Time Magazine picked the President as its Man of the Year because he reshaped "the rules of politics." True, he did not run to the center, but stayed on the right.
Meanwhile, as the Democrats stumble around, trying to figure out what hit them, the conventional wisdom is that they must move to the center. On yesterday's "Meet the Press," for example, there was an almost off-hand exchange in which the moderator and his guests agreed the party's must pick a national chairman whose name is not Howard Dean.
The Establishment is telling us that the Democrats can only win by "me, too-ing" the GOP. As if they did not just lose with a candidate so clueless he promised to fight "a smarter war on terrorism." As if you can beat a sitting President who is running on his war leadership by saying you can do it better. As if Sen. Kerry ran a liberal campaign. Is it liberal to espouse eight positions on the war? To duck rather than attack the Republicans on tort reform?
It is true that the Democrats still don't understand the new rules of the political game; you do not counter outrageous lies with rational arguments.

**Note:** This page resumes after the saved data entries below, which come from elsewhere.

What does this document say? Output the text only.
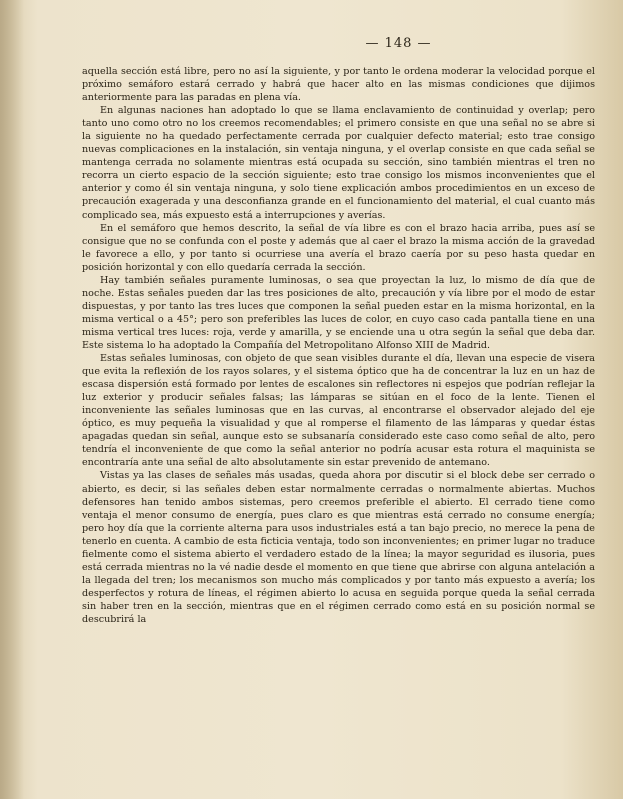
— 148 —

aquella sección está libre, pero no así la siguiente, y por tanto le ordena moderar la velocidad porque el próximo semáforo estará cerrado y habrá que hacer alto en las mismas condiciones que dijimos anteriormente para las paradas en plena vía.

En algunas naciones han adoptado lo que se llama enclavamiento de continuidad y overlap; pero tanto uno como otro no los creemos recomendables; el primero consiste en que una señal no se abre si la siguiente no ha quedado perfectamente cerrada por cualquier defecto material; esto trae consigo nuevas complicaciones en la instalación, sin ventaja ninguna, y el overlap consiste en que cada señal se mantenga cerrada no solamente mientras está ocupada su sección, sino también mientras el tren no recorra un cierto espacio de la sección siguiente; esto trae consigo los mismos inconvenientes que el anterior y como él sin ventaja ninguna, y solo tiene explicación ambos procedimientos en un exceso de precaución exagerada y una desconfianza grande en el funcionamiento del material, el cual cuanto más complicado sea, más expuesto está a interrupciones y averías.

En el semáforo que hemos descrito, la señal de vía libre es con el brazo hacia arriba, pues así se consigue que no se confunda con el poste y además que al caer el brazo la misma acción de la gravedad le favorece a ello, y por tanto si ocurriese una avería el brazo caería por su peso hasta quedar en posición horizontal y con ello quedaría cerrada la sección.

Hay también señales puramente luminosas, o sea que proyectan la luz, lo mismo de día que de noche. Estas señales pueden dar las tres posiciones de alto, precaución y vía libre por el modo de estar dispuestas, y por tanto las tres luces que componen la señal pueden estar en la misma horizontal, en la misma vertical o a 45°; pero son preferibles las luces de color, en cuyo caso cada pantalla tiene en una misma vertical tres luces: roja, verde y amarilla, y se enciende una u otra según la señal que deba dar. Este sistema lo ha adoptado la Compañía del Metropolitano Alfonso XIII de Madrid.

Estas señales luminosas, con objeto de que sean visibles durante el día, llevan una especie de visera que evita la reflexión de los rayos solares, y el sistema óptico que ha de concentrar la luz en un haz de escasa dispersión está formado por lentes de escalones sin reflectores ni espejos que podrían reflejar la luz exterior y producir señales falsas; las lámparas se sitúan en el foco de la lente. Tienen el inconveniente las señales luminosas que en las curvas, al encontrarse el observador alejado del eje óptico, es muy pequeña la visualidad y que al romperse el filamento de las lámparas y quedar éstas apagadas quedan sin señal, aunque esto se subsanaría considerado este caso como señal de alto, pero tendría el inconveniente de que como la señal anterior no podría acusar esta rotura el maquinista se encontraría ante una señal de alto absolutamente sin estar prevenido de antemano.

Vistas ya las clases de señales más usadas, queda ahora por discutir si el block debe ser cerrado o abierto, es decir, si las señales deben estar normalmente cerradas o normalmente abiertas. Muchos defensores han tenido ambos sistemas, pero creemos preferible el abierto. El cerrado tiene como ventaja el menor consumo de energía, pues claro es que mientras está cerrado no consume energía; pero hoy día que la corriente alterna para usos industriales está a tan bajo precio, no merece la pena de tenerlo en cuenta. A cambio de esta ficticia ventaja, todo son inconvenientes; en primer lugar no traduce fielmente como el sistema abierto el verdadero estado de la línea; la mayor seguridad es ilusoria, pues está cerrada mientras no la vé nadie desde el momento en que tiene que abrirse con alguna antelación a la llegada del tren; los mecanismos son mucho más complicados y por tanto más expuesto a avería; los desperfectos y rotura de líneas, el régimen abierto lo acusa en seguida porque queda la señal cerrada sin haber tren en la sección, mientras que en el régimen cerrado como está en su posición normal se descubrirá la
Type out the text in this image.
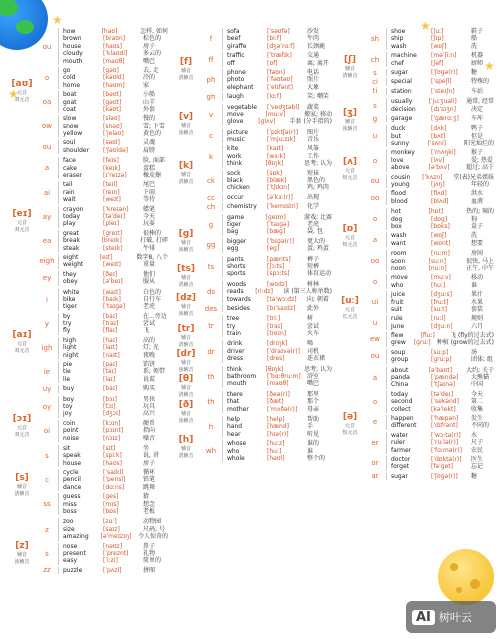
★
★
★
★
AI 树叶云
[aʊ]
元音
双元音
ou
how	[haʊ]	怎样, 如何
brown	[braʊn]	棕色的
house	[haʊs]	房子
cloudy	[ˈklaʊdi]	多云的
mouth	[maʊθ]	嘴巴
o
go	[ɡəʊ]	去, 走
cold	[kəʊld]	冷的
home	[həʊm]	家
oa
boat	[bəʊt]	小船
goat	[ɡəʊt]	山羊
coat	[kəʊt]	外套
ow
slow	[sləʊ]	慢的
snow	[snəʊ]	雪; 下雪
yellow	[ˈjeləʊ]	黄色的
ou	soul	[səʊl]	灵魂
shoulder	[ˈʃəʊldə]	肩膀
[eɪ]
元音
双元音
a
face	[feɪs]	脸, 面部
cake	[keɪk]	蛋糕
eraser	[ɪˈreɪzə]	橡皮擦
ai
tail	[teɪl]	尾巴
rain	[reɪn]	下雨
wait	[weɪt]	等待
ay
crayon	[ˈkreɪən]	蜡笔
today	[təˈdeɪ]	今天
play	[pleɪ]	玩耍
ea
great	[ɡreɪt]	很棒的
break	[breɪk]	打破, 打碎
steak	[steɪk]	牛排
eigh eight	[eɪt]	数字8, 八个
weight	[weɪt]	重量
ey	they	[ðeɪ]	他们
obey	[əˈbeɪ]	服从
[aɪ]
元音
双元音
i
white	[waɪt]	白色的
bike	[baɪk]	自行车
tiger	[ˈtaɪɡə]	老虎
y
by	[baɪ]	在...旁边
try	[traɪ]	尝试
fly	[flaɪ]	飞
igh
high	[haɪ]	高的
light	[laɪt]	灯; 光
night	[naɪt]	夜晚
ie
pie	[paɪ]	馅饼
tie	[taɪ]	系; 领带
lie	[laɪ]	说谎
uy	buy	[baɪ]	购买
[ɔɪ]
元音
双元音
oy
boy	[bɔɪ]	男孩
toy	[tɔɪ]	玩具
joy	[dʒɔɪ]	高兴
oi
coin	[kɔɪn]	硬币
point	[pɔɪnt]	指向
noise	[nɔɪz]	噪音
[s]
辅音
清辅音
s
sit	[sɪt]	坐
speak	[spiːk]	说, 讲
house	[haʊs]	房子
c
cycle	[ˈsaɪkl]	循环
pencil	[ˈpensl]	铅笔
dance	[dɑːns]	跳舞
ss
guess	[ɡes]	猜
miss	[mɪs]	想念
boss	[bɒs]	老板
[z]
辅音
浊辅音
z
zoo	[zuː]	动物园
size	[saɪz]	尺码; 号
amazing	[əˈmeɪzɪŋ]	令人惊奇的
s
nose	[nəʊz]	鼻子
present	[ˈpreznt]	礼物
easy	[ˈiːzi]	简单的
zz	puzzle	[ˈpʌzl]	拼图
[f]
辅音
清辅音
f
sofa	[ˈsəʊfə]	沙发
beef	[biːf]	牛肉
giraffe	[dʒəˈrɑːf]	长颈鹿
ff	traffic	[ˈtræfɪk]	交通
off	[ɒf]	离; 离开
ph
phone	[fəʊn]	电话
photo	[ˈfəʊtəʊ]	照片
elephant	[ˈelɪfənt]	大象
gh	laugh	[lɑːf]	笑; 嘲笑
[v]
辅音
浊辅音
v
vegetable	[ˈvedʒtəbl]	蔬菜
move	[muːv]	搬家; 移动
glove	[ɡlʌv]	手套 (分手指的)
[k]
辅音
清辅音
c	picture	[ˈpɪktʃə(r)]	图片
music	[ˈmjuːzɪk]	音乐
k
kite	[kaɪt]	风筝
work	[wɜːk]	工作
think	[θɪŋk]	思考; 认为
ck
sock	[sɒk]	短袜
black	[blæk]	黑色的
chicken	[ˈtʃɪkɪn]	鸡; 鸡肉
cc	occur	[əˈkɜː(r)]	出现
ch	chemistry	[ˈkemɪstri]	化学
[g]
辅音
浊辅音
g
game	[ɡeɪm]	游戏; 比赛
tiger	[ˈtaɪɡə]	老虎
bag	[bæɡ]	袋, 包
gg	bigger	[ˈbɪɡə(r)]	更大的
egg	[eɡ]	蛋; 鸡蛋
[ts]
辅音
清辅音
ts
pants	[pænts]	裤子
shorts	[ʃɔːts]	短裤
sports	[spɔːts]	体育运动
[dz]
辅音
浊辅音
ds
woods	[wʊdz]	树林
reads	[riːdz]	读 (第三人称单数)
towards	[təˈwɔːdz]	向; 朝着
des	besides	[bɪˈsaɪdz]	此外
[tr]
辅音
清辅音
tr
tree	[triː]	树
try	[traɪ]	尝试
train	[treɪn]	火车
[dr]
辅音
浊辅音
dr
drink	[drɪŋk]	喝
driver	[ˈdraɪvə(r)]	司机
dress	[dres]	连衣裙
[θ]
辅音
清辅音
th
think	[θɪŋk]	思考; 认为
bathroom	[ˈbɑːθruːm]	浴室
mouth	[maʊθ]	嘴巴
[ð]
辅音
浊辅音
th
there	[ðeə(r)]	那里
that	[ðæt]	那个
mother	[ˈmʌðə(r)]	母亲
[h]
辅音
清辅音
h
help	[help]	帮助
hand	[hænd]	手
hear	[hɪə(r)]	听见
wh
whose	[huːz]	谁的
who	[huː]	谁
whole	[həʊl]	整个的
[ʃ]
辅音
清辅音
sh
shoe	[ʃuː]	鞋子
ship	[ʃɪp]	船
wash	[wɒʃ]	洗
ch	machine	[məˈʃiːn]	机器
chef	[ʃef]	厨师
s	sugar	[ˈʃʊɡə(r)]	糖
ci	special	[ˈspeʃl]	特殊的
ti	station	[ˈsteɪʃn]	车站
[ʒ]
辅音
浊辅音
s	usually	[ˈjuːʒuəli]	通常, 经常
decision	[dɪˈsɪʒn]	决定
g	garage	[ˈɡærɑːʒ]	车库
[ʌ]
元音
短元音
u
duck	[dʌk]	鸭子
but	[bʌt]	但是
sunny	[ˈsʌni]	阳光灿烂的
o
monkey	[ˈmʌŋki]	猴子
love	[lʌv]	爱; 热爱
above	[əˈbʌv]	超过; 高于
ou	cousin	[ˈkʌzn]	堂(表)兄弟姐妹
young	[jʌŋ]	年轻的
oo	flood	[flʌd]	洪水
blood	[blʌd]	血液
[ɒ]
元音
短元音
o
hot	[hɒt]	热的; 辣的
dog	[dɒɡ]	狗
box	[bɒks]	盒子
a	wash	[wɒʃ]	洗
want	[wɒnt]	想要
[uː]
元音
长元音
oo
room	[ruːm]	房间
soon	[suːn]	很快, 马上
noon	[nuːn]	正午, 中午
o	move	[muːv]	移动
who	[huː]	谁
ui
juice	[dʒuːs]	果汁
fruit	[fruːt]	水果
suit	[suːt]	套装
u	rule	[ruːl]	规则
June	[dʒuːn]	六月
ew	flew	[fluː]	飞 (fly的过去式)
grew	[ɡruː]	种植 (grow的过去式)
ou	soup	[suːp]	汤
group	[ɡruːp]	团体; 组
[ə]
元音
短元音
a
about	[əˈbaʊt]	大约; 关于
panda	[ˈpændə]	大熊猫
China	[ˈtʃaɪnə]	中国
o
today	[təˈdeɪ]	今天
second	[ˈsekənd]	第二
collect	[kəˈlekt]	收集
e	happen	[ˈhæpən]	发生
different	[ˈdɪfrənt]	不同的
er
water	[ˈwɔːtə(r)]	水
ruler	[ˈruːlə(r)]	尺子
farmer	[ˈfɑːmə(r)]	农民
or	doctor	[ˈdɒktə(r)]	医生
forget	[fəˈɡet]	忘记
ar	sugar	[ˈʃʊɡə(r)]	糖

But their problem now is not tactical. It is fundamental.
Specifically, the question today for Democrats is what do you believe, if anything?
In this, they will not be helped by the press. John Stuart Mill's marketplace of ideas is pretty narrow these days. On TV, it ranges from the far right to the middle-of-the-road. Newspapers cast a wider net; they publish several liberals. No matter. The Democrats' immediate task is to look inward where they just may find a reason for being.